So even as we make progress, I still can’t bring myself to rejoice yet. In the days after the 2020 election, news articles and social media posts celebrated the legalization of recreational cannabis in multiple states: Montana, Arizona, New Jersey, and South Dakota. Then in late 2020, the U.S. House of Representatives passed legislation to decriminalize cannabis at the federal level. (The bill remains stalled in the Senate.) But while decriminalization and legalization are the first steps toward equality, they are not a complete solution.
To destigmatize cannabis for everyone, we must focus on restorative justice, a theory and philosophy of justice that focuses on rehabilitating and healing, rather than punishment. We need to establish policies that expunge arrest records for those who have been convicted of cannabis-related crimes and create pathways for them to access the developing new industry.

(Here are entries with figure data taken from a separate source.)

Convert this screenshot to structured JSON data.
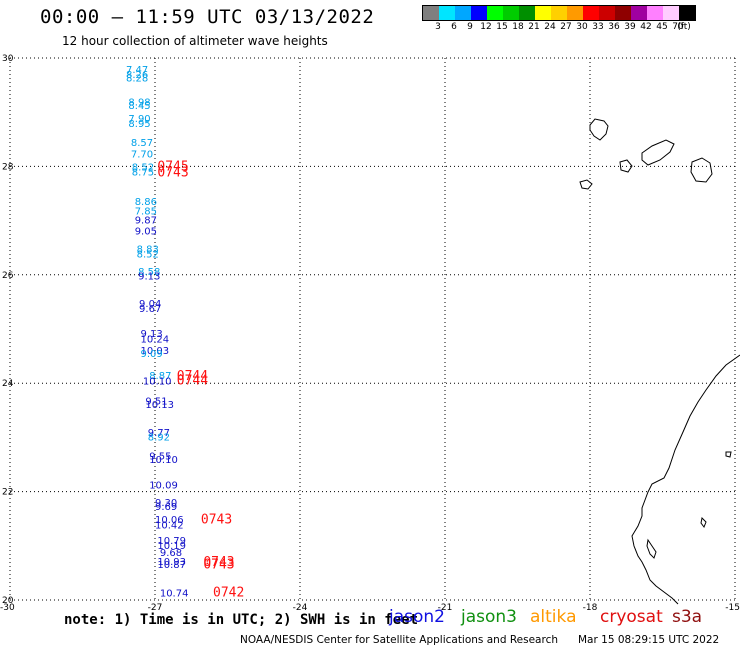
{
  "header": {
    "title": "00:00 – 11:59 UTC 03/13/2022",
    "subtitle": "12 hour collection of altimeter wave heights"
  },
  "colorbar": {
    "colors": [
      "#7f7f7f",
      "#00e5ff",
      "#00a7ff",
      "#0000ff",
      "#00ff00",
      "#00cc00",
      "#008f00",
      "#ffff00",
      "#ffd000",
      "#ff9a00",
      "#ff0000",
      "#cc0000",
      "#8f0000",
      "#a000a0",
      "#ff80ff",
      "#ffccff",
      "#000000"
    ],
    "labels": [
      "3",
      "6",
      "9",
      "12",
      "15",
      "18",
      "21",
      "24",
      "27",
      "30",
      "33",
      "36",
      "39",
      "42",
      "45",
      "70",
      "(ft)"
    ]
  },
  "map": {
    "lon_ticks": [
      "-30",
      "-27",
      "-24",
      "-21",
      "-18",
      "-15"
    ],
    "lat_ticks": [
      "30",
      "28",
      "26",
      "24",
      "22",
      "20"
    ],
    "lon_range": [
      -30,
      -15
    ],
    "lat_range": [
      20,
      30
    ],
    "grid": "dotted"
  },
  "observations": {
    "colors": {
      "cyan": "#00a0e8",
      "blue": "#1010c8",
      "red": "#ff1010"
    },
    "swh": [
      {
        "lat": 29.72,
        "lon": -27.6,
        "text": "7.47",
        "color": "cyan"
      },
      {
        "lat": 29.63,
        "lon": -27.6,
        "text": "8.26",
        "color": "cyan"
      },
      {
        "lat": 29.57,
        "lon": -27.6,
        "text": "8.28",
        "color": "cyan"
      },
      {
        "lat": 29.12,
        "lon": -27.55,
        "text": "8.98",
        "color": "cyan"
      },
      {
        "lat": 29.06,
        "lon": -27.55,
        "text": "8.45",
        "color": "cyan"
      },
      {
        "lat": 28.82,
        "lon": -27.55,
        "text": "7.90",
        "color": "cyan"
      },
      {
        "lat": 28.73,
        "lon": -27.55,
        "text": "8.95",
        "color": "cyan"
      },
      {
        "lat": 28.38,
        "lon": -27.5,
        "text": "8.57",
        "color": "cyan"
      },
      {
        "lat": 28.16,
        "lon": -27.5,
        "text": "7.70",
        "color": "cyan"
      },
      {
        "lat": 27.92,
        "lon": -27.48,
        "text": "8.52",
        "color": "cyan"
      },
      {
        "lat": 27.83,
        "lon": -27.48,
        "text": "8.75",
        "color": "cyan"
      },
      {
        "lat": 27.29,
        "lon": -27.42,
        "text": "8.86",
        "color": "cyan"
      },
      {
        "lat": 27.11,
        "lon": -27.42,
        "text": "7.85",
        "color": "cyan"
      },
      {
        "lat": 26.95,
        "lon": -27.42,
        "text": "9.87",
        "color": "blue"
      },
      {
        "lat": 26.74,
        "lon": -27.42,
        "text": "9.05",
        "color": "blue"
      },
      {
        "lat": 26.41,
        "lon": -27.38,
        "text": "8.83",
        "color": "cyan"
      },
      {
        "lat": 26.32,
        "lon": -27.38,
        "text": "8.52",
        "color": "cyan"
      },
      {
        "lat": 26.0,
        "lon": -27.35,
        "text": "8.58",
        "color": "cyan"
      },
      {
        "lat": 25.91,
        "lon": -27.35,
        "text": "9.13",
        "color": "blue"
      },
      {
        "lat": 25.41,
        "lon": -27.33,
        "text": "9.04",
        "color": "blue"
      },
      {
        "lat": 25.31,
        "lon": -27.33,
        "text": "9.67",
        "color": "blue"
      },
      {
        "lat": 24.85,
        "lon": -27.3,
        "text": "9.13",
        "color": "blue"
      },
      {
        "lat": 24.75,
        "lon": -27.3,
        "text": "10.24",
        "color": "blue"
      },
      {
        "lat": 24.54,
        "lon": -27.3,
        "text": "10.03",
        "color": "blue"
      },
      {
        "lat": 24.48,
        "lon": -27.3,
        "text": "9.09",
        "color": "cyan"
      },
      {
        "lat": 24.08,
        "lon": -27.12,
        "text": "8.87",
        "color": "cyan"
      },
      {
        "lat": 23.98,
        "lon": -27.25,
        "text": "10.10",
        "color": "blue"
      },
      {
        "lat": 23.61,
        "lon": -27.2,
        "text": "9.51",
        "color": "blue"
      },
      {
        "lat": 23.54,
        "lon": -27.2,
        "text": "10.13",
        "color": "blue"
      },
      {
        "lat": 23.03,
        "lon": -27.15,
        "text": "9.77",
        "color": "blue"
      },
      {
        "lat": 22.94,
        "lon": -27.15,
        "text": "8.92",
        "color": "cyan"
      },
      {
        "lat": 22.59,
        "lon": -27.12,
        "text": "9.55",
        "color": "blue"
      },
      {
        "lat": 22.53,
        "lon": -27.12,
        "text": "10.10",
        "color": "blue"
      },
      {
        "lat": 22.06,
        "lon": -27.12,
        "text": "10.09",
        "color": "blue"
      },
      {
        "lat": 21.73,
        "lon": -27.0,
        "text": "9.30",
        "color": "blue"
      },
      {
        "lat": 21.66,
        "lon": -27.0,
        "text": "9.69",
        "color": "blue"
      },
      {
        "lat": 21.42,
        "lon": -27.0,
        "text": "10.06",
        "color": "blue"
      },
      {
        "lat": 21.32,
        "lon": -27.0,
        "text": "10.42",
        "color": "blue"
      },
      {
        "lat": 21.03,
        "lon": -26.95,
        "text": "10.79",
        "color": "blue"
      },
      {
        "lat": 20.94,
        "lon": -26.95,
        "text": "10.19",
        "color": "blue"
      },
      {
        "lat": 20.81,
        "lon": -26.9,
        "text": "9.68",
        "color": "blue"
      },
      {
        "lat": 20.65,
        "lon": -26.95,
        "text": "10.93",
        "color": "blue"
      },
      {
        "lat": 20.59,
        "lon": -26.95,
        "text": "10.87",
        "color": "blue"
      },
      {
        "lat": 20.06,
        "lon": -26.9,
        "text": "10.74",
        "color": "blue"
      }
    ],
    "times": [
      {
        "lat": 27.92,
        "lon": -26.95,
        "text": "0745",
        "color": "red"
      },
      {
        "lat": 27.81,
        "lon": -26.95,
        "text": "0743",
        "color": "red"
      },
      {
        "lat": 24.06,
        "lon": -26.55,
        "text": "0744",
        "color": "red"
      },
      {
        "lat": 23.98,
        "lon": -26.55,
        "text": "0744",
        "color": "red"
      },
      {
        "lat": 21.41,
        "lon": -26.05,
        "text": "0743",
        "color": "red"
      },
      {
        "lat": 20.63,
        "lon": -26.0,
        "text": "0743",
        "color": "red"
      },
      {
        "lat": 20.58,
        "lon": -26.0,
        "text": "0743",
        "color": "red"
      },
      {
        "lat": 20.06,
        "lon": -25.8,
        "text": "0742",
        "color": "red"
      }
    ]
  },
  "footer": {
    "note": "note: 1) Time is in UTC; 2) SWH is in feet",
    "legend": [
      {
        "label": "jason2",
        "color": "#1010e0"
      },
      {
        "label": "jason3",
        "color": "#109010"
      },
      {
        "label": "altika",
        "color": "#ff9900"
      },
      {
        "label": "cryosat",
        "color": "#e01010"
      },
      {
        "label": "s3a",
        "color": "#901010"
      }
    ],
    "credits": "NOAA/NESDIS Center for Satellite Applications and Research",
    "timestamp": "Mar 15 08:29:15 UTC 2022"
  }
}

Research sadly shows that prosecutors are more likely to pursue a mandatory minimum sentence for Black people than their white counterparts. About 80 percent of people in federal prisons for drug offenses, and about 60 percent in state prisons, are Black or Latinx folx. We live in a society where a conviction can permanently alter the course of someone’s life; it can take away opportunities from voting to employment, education to housing. Even an encounter with the police force can be traumatizing in and of itself. Take, for example, Khalil from Massachusetts, who still gets rejected from job openings because of a 17-year-old cannabis conviction. NORML, a cannabis legalization advocacy group, told Vox that there are hundreds of thousands, maybe even millions, of people with similar experiences as Khalil.